Todas as empresas consultadas pela Folha de S. Paulo negaram o envolvimento com garimpo ilegal. No entanto, nem a FD’Gold, nem a Carol4 deram qualquer retorno. O Ibram e o Instituto Escolhas também não se manifestaram sobre as críticas.

Boletim do Ouro, que consolida dados desde 2019, demonstra como é possível rastrear a origem do ouro comercializado. Ele é assinado pelos investigadores Bruno Manzolli e Raoni Rajão e publicado pelo CSR/UFMG (Centro de Sensoriamento Remoto da Universidade Federal de Minas Gerais). Eles concluem que pelo menos 30% do total das 158 toneladas produzidas no Brasil é irregular, sendo 35,7 toneladas potencialmente ilegais e outras 10,5 toneladas ilegais.

Porto do Rosarinho em Autazes, local fica na frente de onde as balsas de garimpo operam (Foto: Alberto César Araújo/Amazônia Real)

Medidas de enfrentamento

O Raio X do Ouro é um trabalho meticuloso de levantamento da cadeia produtiva do garimpo de ouro no Brasil. Segundo o estudo, metade da produção do minério no Brasil faz parte desta cadeia ilegal de extração na Amazônia. Devido à magnitude desta indústria, o Instituto Escolhas admite que o combate é complexo e difícil e sugere medidas governamentais para o enfrentamento.

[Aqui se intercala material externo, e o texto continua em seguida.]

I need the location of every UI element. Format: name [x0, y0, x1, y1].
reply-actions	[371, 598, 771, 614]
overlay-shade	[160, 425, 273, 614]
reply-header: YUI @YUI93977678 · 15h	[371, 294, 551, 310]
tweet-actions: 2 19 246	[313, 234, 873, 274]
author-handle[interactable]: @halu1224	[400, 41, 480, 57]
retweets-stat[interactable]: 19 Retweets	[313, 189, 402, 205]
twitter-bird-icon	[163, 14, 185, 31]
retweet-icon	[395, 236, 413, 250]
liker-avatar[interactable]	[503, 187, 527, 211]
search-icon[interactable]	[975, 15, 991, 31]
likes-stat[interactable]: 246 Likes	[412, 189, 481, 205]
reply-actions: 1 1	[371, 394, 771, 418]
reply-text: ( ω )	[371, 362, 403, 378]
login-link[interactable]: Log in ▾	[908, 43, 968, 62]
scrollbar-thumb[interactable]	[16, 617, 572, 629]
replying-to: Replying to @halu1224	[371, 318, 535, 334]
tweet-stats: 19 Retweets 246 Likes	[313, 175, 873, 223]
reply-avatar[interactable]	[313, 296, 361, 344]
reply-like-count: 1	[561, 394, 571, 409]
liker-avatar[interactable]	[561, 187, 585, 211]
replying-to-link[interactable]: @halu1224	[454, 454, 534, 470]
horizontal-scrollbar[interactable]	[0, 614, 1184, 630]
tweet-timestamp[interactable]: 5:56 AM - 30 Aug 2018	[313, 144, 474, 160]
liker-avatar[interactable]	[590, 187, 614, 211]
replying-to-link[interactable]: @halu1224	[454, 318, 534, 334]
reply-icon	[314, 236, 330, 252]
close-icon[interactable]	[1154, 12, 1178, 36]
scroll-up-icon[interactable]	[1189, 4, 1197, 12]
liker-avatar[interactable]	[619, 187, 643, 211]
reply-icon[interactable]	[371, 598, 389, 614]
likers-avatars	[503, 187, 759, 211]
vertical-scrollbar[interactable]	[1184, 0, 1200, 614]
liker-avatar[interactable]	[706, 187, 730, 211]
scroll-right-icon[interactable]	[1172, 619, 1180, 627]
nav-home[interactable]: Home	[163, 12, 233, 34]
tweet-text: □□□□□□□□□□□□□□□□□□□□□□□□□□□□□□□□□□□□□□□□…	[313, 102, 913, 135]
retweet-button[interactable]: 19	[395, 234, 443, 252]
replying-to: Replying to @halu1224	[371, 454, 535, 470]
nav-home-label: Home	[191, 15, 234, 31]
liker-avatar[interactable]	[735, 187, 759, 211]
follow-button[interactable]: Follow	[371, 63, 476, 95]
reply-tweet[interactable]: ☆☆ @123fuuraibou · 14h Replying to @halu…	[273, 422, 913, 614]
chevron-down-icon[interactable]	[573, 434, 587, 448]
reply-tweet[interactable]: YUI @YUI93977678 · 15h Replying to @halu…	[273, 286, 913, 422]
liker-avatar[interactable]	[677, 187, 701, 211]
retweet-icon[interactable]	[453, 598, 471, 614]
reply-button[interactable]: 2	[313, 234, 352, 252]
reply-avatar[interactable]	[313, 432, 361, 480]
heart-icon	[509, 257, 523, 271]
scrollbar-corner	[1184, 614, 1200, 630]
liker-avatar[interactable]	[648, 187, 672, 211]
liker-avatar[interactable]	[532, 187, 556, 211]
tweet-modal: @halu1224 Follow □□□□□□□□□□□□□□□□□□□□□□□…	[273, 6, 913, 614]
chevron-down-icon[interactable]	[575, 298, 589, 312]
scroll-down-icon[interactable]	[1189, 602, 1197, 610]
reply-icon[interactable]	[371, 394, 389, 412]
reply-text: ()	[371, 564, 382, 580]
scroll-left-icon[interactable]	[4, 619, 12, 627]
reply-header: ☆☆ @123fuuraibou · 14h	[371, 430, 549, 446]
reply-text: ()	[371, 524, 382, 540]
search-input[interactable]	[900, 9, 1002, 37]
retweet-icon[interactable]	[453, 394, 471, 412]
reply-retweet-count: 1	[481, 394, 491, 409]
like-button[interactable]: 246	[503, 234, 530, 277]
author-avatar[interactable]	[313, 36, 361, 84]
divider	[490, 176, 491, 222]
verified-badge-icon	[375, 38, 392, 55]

Recomenda ao Ministério de Minas e Energia, à Agência Nacional de Mineração e ao Banco Central, editar regulamentos para implantar um sistema de rastreabilidade de origem e conformidade ambiental e social da produção e do comércio de ouro. “Além disso, é urgente que haja recursos para a fiscalização, o combate aos crimes e para acabar com a extração de ouro em Terras Indígenas e Unidades de Conservação”, afirma.

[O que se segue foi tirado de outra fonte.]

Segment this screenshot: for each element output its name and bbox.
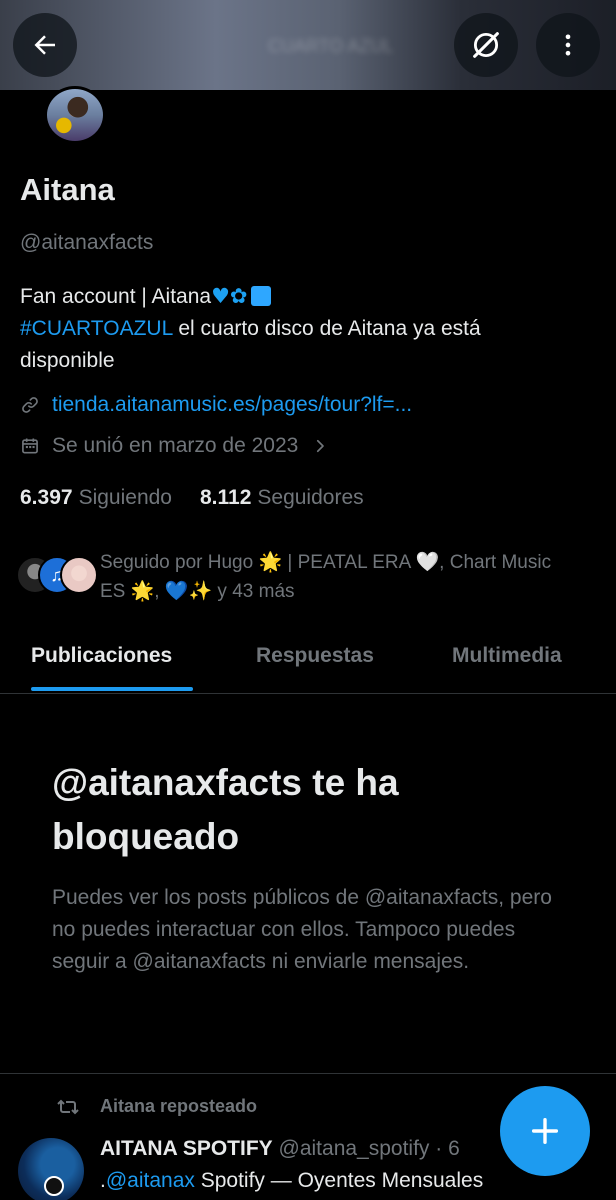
blue-heart-emoji-icon: ♥ (211, 284, 230, 308)
profile-banner[interactable]: CUARTO AZUL (0, 0, 616, 90)
tab-publicaciones[interactable]: Publicaciones (31, 644, 172, 668)
butterfly-emoji-icon: ✿ (229, 284, 248, 308)
avatar[interactable] (18, 1138, 84, 1200)
compose-button[interactable] (500, 1086, 590, 1176)
following-count: 6.397 (20, 486, 73, 509)
spotify-icon (44, 1176, 64, 1196)
post-body-text: Spotify — Oyentes Mensuales (194, 1169, 484, 1192)
bio-line-2-text: el cuarto disco de Aitana ya está (172, 317, 481, 340)
following-label: Siguiendo (78, 486, 172, 509)
grok-button[interactable] (454, 13, 518, 77)
repost-label: Aitana reposteado (100, 1096, 258, 1116)
bio-line-1: Fan account | Aitana♥✿ (20, 280, 600, 313)
website-link[interactable]: tienda.aitanamusic.es/pages/tour?lf=... (52, 393, 412, 417)
avatar (60, 556, 98, 594)
blue-square-emoji-icon (250, 286, 271, 306)
followers-label: Seguidores (257, 486, 364, 509)
joined-date: Se unió en marzo de 2023 (52, 434, 299, 457)
blocked-description: Puedes ver los posts públicos de @aitana… (52, 886, 552, 973)
followed-by-text: Seguido por Hugo 🌟 | PEATAL ERA 🤍, Chart… (100, 548, 610, 606)
followed-by-avatars: ♫ (16, 556, 98, 600)
banner-text: CUARTO AZUL (268, 36, 394, 56)
back-button[interactable] (13, 13, 77, 77)
post-header: AITANA SPOTIFY @aitana_spotify · 6 (100, 1137, 460, 1161)
followers-count: 8.112 (199, 486, 252, 509)
tab-multimedia[interactable]: Multimedia (452, 644, 562, 668)
link-icon (20, 395, 40, 415)
following-stat[interactable]: 6.397 Siguiendo (20, 486, 172, 510)
followed-by[interactable]: ♫ Seguido por Hugo 🌟 | PEATAL ERA 🤍, Cha… (16, 548, 610, 606)
arrow-left-icon (34, 35, 55, 55)
profile-website[interactable]: tienda.aitanamusic.es/pages/tour?lf=... (20, 393, 412, 417)
divider (0, 1073, 616, 1074)
plus-icon (531, 1117, 559, 1145)
profile-joined[interactable]: Se unió en marzo de 2023 (20, 434, 330, 458)
post-mention[interactable]: @aitanax (106, 1169, 195, 1192)
more-vertical-icon (565, 34, 571, 56)
profile-avatar[interactable] (44, 86, 106, 144)
repost-icon (56, 1097, 82, 1117)
repost-indicator[interactable]: Aitana reposteado (56, 1096, 257, 1117)
followers-stat[interactable]: 8.112 Seguidores (200, 486, 364, 510)
grok-icon (473, 32, 499, 58)
blocked-title: @aitanaxfacts te ha bloqueado (52, 762, 399, 857)
bio-line-2: #CUARTOAZUL el cuarto disco de Aitana ya… (20, 313, 600, 345)
tab-respuestas[interactable]: Respuestas (256, 644, 374, 668)
followed-by-line-2: ES 🌟, 💙✨ y 43 más (100, 581, 295, 602)
active-tab-indicator (31, 687, 193, 691)
profile-name: Aitana (20, 172, 115, 207)
profile-tabs: Publicaciones Respuestas Multimedia (0, 626, 616, 694)
chevron-right-icon (310, 436, 330, 456)
post-body[interactable]: .@aitanax Spotify — Oyentes Mensuales (100, 1169, 483, 1193)
bio-hashtag[interactable]: #CUARTOAZUL (20, 317, 173, 340)
follow-stats: 6.397 Siguiendo 8.112 Seguidores (20, 486, 364, 510)
calendar-icon (20, 436, 40, 456)
profile-handle: @aitanaxfacts (20, 231, 154, 254)
followed-by-line-1: Seguido por Hugo 🌟 | PEATAL ERA 🤍, Chart… (100, 552, 552, 573)
bio-line-3: disponible (20, 349, 115, 372)
blocked-notice: @aitanaxfacts te ha bloqueado Puedes ver… (52, 756, 572, 978)
more-options-button[interactable] (536, 13, 600, 77)
bio-text: Fan account | Aitana (20, 285, 212, 308)
profile-bio: Fan account | Aitana♥✿ #CUARTOAZUL el cu… (20, 280, 600, 377)
post-author-handle[interactable]: @aitana_spotify · 6 (279, 1137, 460, 1160)
post-author-name[interactable]: AITANA SPOTIFY (100, 1137, 273, 1160)
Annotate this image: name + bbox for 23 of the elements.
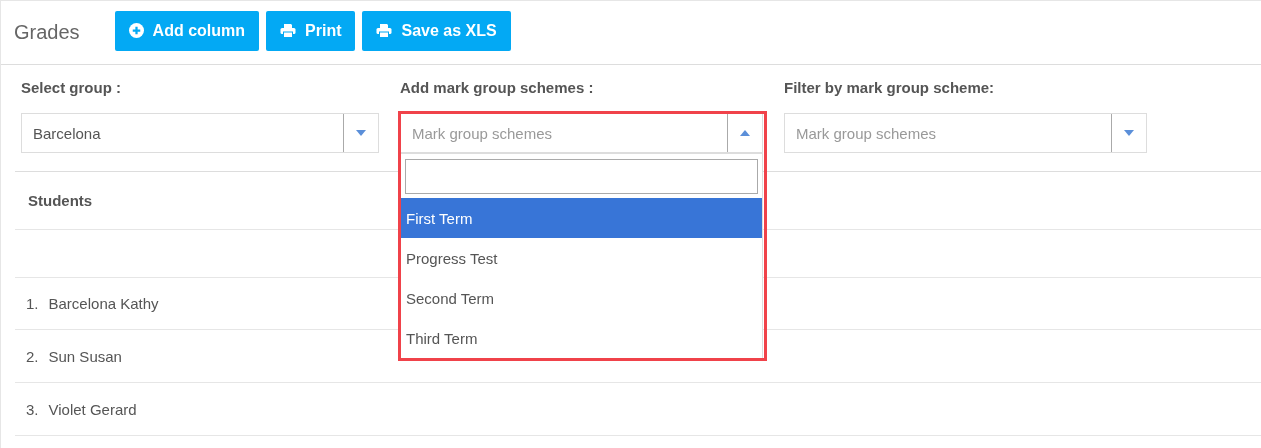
toolbar-button[interactable]: Save as XLS (362, 10, 511, 51)
dropdown-option[interactable]: Third Term (401, 318, 762, 358)
select-field[interactable]: Mark group schemes (400, 113, 763, 153)
field-label: Add mark group schemes : (400, 79, 595, 98)
field-label: Filter by mark group scheme: (784, 79, 996, 98)
field-label: Select group : (21, 79, 122, 98)
toolbar-button[interactable]: Add column (114, 10, 260, 51)
plus-circle-icon (128, 23, 144, 38)
row-number: 3. (26, 400, 39, 418)
select-field[interactable]: Mark group schemes (784, 113, 1147, 153)
dropdown-option[interactable]: Second Term (401, 278, 762, 318)
student-name: Sun Susan (48, 347, 122, 365)
student-name: Violet Gerard (48, 400, 137, 418)
student-name: Barcelona Kathy (48, 295, 159, 312)
select-field[interactable]: Barcelona (21, 113, 379, 153)
page-title: Grades (14, 21, 80, 44)
dropdown-option[interactable]: First Term (401, 198, 762, 238)
dropdown-option[interactable]: Progress Test (401, 238, 762, 278)
column-header: Students (28, 192, 93, 209)
toolbar-button[interactable]: Print (266, 10, 356, 51)
search-field[interactable] (405, 159, 758, 194)
row-number: 1. (26, 295, 39, 312)
row-number: 2. (26, 347, 39, 365)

O Congresso Nacional pode reverter a situação de descontrole por meio do Projeto de Lei 836/202136, que tramita no Senado e estabelece as bases para um sistema de rastreabilidade do metal.

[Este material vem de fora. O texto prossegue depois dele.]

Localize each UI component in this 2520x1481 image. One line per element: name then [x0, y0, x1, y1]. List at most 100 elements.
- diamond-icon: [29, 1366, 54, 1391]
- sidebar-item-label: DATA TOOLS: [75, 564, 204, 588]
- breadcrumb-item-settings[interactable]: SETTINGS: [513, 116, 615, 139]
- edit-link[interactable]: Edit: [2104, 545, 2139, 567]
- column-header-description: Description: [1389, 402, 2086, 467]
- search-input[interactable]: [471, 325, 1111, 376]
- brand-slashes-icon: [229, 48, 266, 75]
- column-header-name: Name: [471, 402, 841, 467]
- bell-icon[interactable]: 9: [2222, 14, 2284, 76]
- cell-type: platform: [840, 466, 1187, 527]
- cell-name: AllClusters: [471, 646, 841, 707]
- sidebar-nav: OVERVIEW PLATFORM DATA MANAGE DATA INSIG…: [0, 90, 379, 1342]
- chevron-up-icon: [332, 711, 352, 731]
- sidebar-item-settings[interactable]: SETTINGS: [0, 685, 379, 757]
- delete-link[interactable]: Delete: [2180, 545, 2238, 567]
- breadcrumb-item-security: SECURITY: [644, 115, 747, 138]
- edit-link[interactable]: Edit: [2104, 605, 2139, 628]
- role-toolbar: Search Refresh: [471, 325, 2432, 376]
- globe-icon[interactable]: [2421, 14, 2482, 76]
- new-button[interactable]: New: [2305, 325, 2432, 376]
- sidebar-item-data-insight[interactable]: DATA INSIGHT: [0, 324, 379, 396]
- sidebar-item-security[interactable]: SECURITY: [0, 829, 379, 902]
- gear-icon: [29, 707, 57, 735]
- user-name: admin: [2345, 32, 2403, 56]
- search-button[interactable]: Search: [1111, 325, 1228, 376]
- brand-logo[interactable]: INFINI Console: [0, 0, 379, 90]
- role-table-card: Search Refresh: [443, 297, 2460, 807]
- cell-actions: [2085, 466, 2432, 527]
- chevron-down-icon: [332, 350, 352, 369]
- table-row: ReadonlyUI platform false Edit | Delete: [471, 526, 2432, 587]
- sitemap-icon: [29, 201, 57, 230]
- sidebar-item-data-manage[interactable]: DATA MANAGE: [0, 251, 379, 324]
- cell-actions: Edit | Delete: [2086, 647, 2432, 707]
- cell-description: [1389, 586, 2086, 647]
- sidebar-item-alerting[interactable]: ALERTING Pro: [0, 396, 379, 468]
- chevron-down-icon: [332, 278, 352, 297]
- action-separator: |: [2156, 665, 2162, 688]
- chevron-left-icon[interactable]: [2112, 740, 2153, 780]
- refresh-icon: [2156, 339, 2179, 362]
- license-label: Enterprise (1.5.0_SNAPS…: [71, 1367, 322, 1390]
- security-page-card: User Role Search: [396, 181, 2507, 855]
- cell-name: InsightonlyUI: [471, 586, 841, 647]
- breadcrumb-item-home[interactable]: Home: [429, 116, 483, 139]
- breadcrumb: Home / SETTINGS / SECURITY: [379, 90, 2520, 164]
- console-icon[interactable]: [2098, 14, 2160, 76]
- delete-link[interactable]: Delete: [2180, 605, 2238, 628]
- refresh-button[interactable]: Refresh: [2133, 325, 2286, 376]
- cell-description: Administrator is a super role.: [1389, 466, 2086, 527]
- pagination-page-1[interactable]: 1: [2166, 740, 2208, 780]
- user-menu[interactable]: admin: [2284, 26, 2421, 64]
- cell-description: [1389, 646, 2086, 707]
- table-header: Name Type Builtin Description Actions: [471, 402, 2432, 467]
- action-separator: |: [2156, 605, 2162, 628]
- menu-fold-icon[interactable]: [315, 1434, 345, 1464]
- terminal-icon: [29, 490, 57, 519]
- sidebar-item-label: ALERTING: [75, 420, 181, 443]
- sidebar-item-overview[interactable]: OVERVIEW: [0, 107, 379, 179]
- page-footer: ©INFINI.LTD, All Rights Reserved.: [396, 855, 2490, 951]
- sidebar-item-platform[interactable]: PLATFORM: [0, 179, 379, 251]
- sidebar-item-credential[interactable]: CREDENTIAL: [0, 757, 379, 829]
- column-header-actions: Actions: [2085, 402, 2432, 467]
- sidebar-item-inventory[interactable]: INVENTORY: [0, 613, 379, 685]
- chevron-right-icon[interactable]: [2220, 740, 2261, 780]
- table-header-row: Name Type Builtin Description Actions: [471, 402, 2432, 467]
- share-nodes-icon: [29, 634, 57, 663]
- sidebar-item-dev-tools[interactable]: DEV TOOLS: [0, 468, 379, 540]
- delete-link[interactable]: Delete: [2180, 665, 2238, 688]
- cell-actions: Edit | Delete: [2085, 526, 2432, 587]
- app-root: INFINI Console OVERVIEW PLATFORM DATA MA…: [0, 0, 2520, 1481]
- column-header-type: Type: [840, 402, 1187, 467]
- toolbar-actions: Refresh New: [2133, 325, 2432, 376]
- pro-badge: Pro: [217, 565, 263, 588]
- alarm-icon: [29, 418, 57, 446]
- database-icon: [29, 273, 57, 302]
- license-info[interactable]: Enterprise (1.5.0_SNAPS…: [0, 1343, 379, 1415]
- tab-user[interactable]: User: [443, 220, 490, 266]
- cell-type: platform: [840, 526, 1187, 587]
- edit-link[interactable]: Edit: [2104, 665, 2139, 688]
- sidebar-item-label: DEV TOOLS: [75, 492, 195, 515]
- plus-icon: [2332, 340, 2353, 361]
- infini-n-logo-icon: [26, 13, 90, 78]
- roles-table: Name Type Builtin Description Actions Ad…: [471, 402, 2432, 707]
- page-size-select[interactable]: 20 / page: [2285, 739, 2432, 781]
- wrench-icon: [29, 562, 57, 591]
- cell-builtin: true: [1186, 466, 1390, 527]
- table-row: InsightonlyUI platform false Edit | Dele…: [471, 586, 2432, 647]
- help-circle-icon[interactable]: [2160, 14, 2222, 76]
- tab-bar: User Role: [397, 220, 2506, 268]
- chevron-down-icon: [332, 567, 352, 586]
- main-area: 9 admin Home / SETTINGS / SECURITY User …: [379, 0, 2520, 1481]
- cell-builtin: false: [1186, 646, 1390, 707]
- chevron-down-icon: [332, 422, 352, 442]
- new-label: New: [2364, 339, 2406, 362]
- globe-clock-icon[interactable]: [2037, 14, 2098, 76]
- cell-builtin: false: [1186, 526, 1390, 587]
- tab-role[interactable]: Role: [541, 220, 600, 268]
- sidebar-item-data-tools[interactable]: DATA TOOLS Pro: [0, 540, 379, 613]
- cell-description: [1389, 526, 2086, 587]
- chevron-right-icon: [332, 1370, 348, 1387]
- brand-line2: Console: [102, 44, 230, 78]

Além disso, diz o estudo, as normativas jurídicas que organizam o setor mineral precisam ser revistas para garantir controles e fiscalização adequados e reconhecer os impactos da extração de ouro, que se configura como uma atividade insustentável, em qualquer contexto. Segundo os pesquisadores, o tratamento diferenciado que existe hoje para a mineração industrial e o garimpo (supostamente artesanal) deve acabar. “O regime de Permissão de Lavra Garimpeira deve ser extinto”, resume.

Ainda, a Lei 12.844/2013, que trata, dentre outras questões, do transporte e da comercialização de ouro dos garimpos, facilita a “lavagem de ouro” e dificulta a fiscalização e a responsabilização. Ela exime as DTVMs da responsabilidade pelas irregularidades, garantindo que suas compras de ouro sejam feitas de boa-fé, desde que guardem os formulários preenchidos pelos próprios garimpeiros com uma autodeclaração da origem do ouro.

O estudo conclui recomendando que os mercados importadores exijam controles de origem e monitoramento dos fornecedores. Na legislação da União Europeia já existe um regulamento que classifica países como área de conflito e alto risco para suas importações, mas exclui o Brasil. Os estudiosos consideram necessário proceder com a classificação e que ela seja adotada também por outros países. Com isso, as empresas importadoras teriam que exigir a comprovação de que a extração do ouro não ocorreu em Terras Indígenas e Unidades de Conservação, o que só se faz com a adoção de sistemas de rastreabilidade.